Interesting. As I peel away the onion for launch and challenge assumptions, I realized that I’m forgetting about debugger options. GDB would have different options than LLDB and Windows cdb. If you do things properly, these should actually be different
launch configuration types. We really cheated by supporting multiple debuggers in the same one.
At the very least, a different way of thinking of things. We’ve done a lot of work to keep the number of launch config types down to a minimum. I wonder if we’ve just made things more complicated.
Anyway, just an example of my thought process lately. Peel away the onion and see if it comes back together in the same shape :).
Doug.
I can contribute this to CDT if this helps.
I’m not sure. That’s why I want to do the Qt ones from scratch so I can play with a couple of ideas first. I don’t want to generalize until I’m sure there are things that are common that we don’t already have. With build I peeled away the onion and threw
out many current assumptions to end up with something simpler. I have a feeling I’m going to have to do that with launch as well.
Regarding project vs multi-binaries the idea is that IDE is smart enough to figure this out. Items in the drop down of launch bar they are not binaries
they are "entry points", so project with multiple binaries can have a single entry point (i.e. when there are multiple binaries but they only different by architecture), or it maybe possible
to have one binary and many entry points (for example different start modes of mobile app). Or entry for each different binary as in cmake example.
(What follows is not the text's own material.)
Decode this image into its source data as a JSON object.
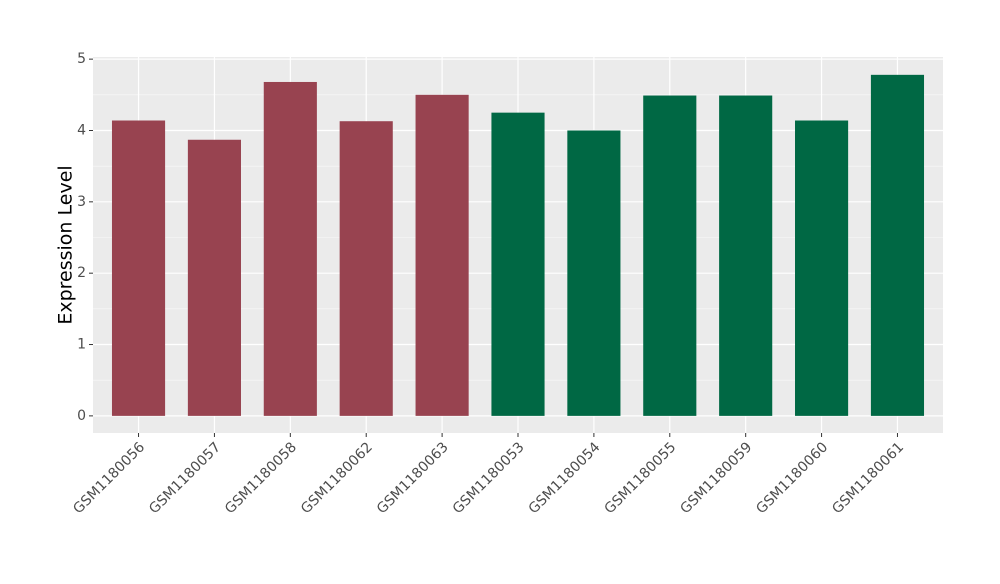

Really depends on provider that creates these launch descriptors.
Entry point isn’t a well known term in C/C++ land, other than the _start symbol on most posix-like systems. In CMake, they are called executables. The command in the CMakeLists.txt file is add_executable(). In qmake, it’s called app (TEMPLATE = app). At
the end of the day we need to create Launch Descriptors to represent these things. The Qt ones can be calculated from the project. CMake will likely need it’s own launch object since there can be multiple per project. Again, I’m not sure there’s a general
concept here that launch objects and launch delegates don’t already cover.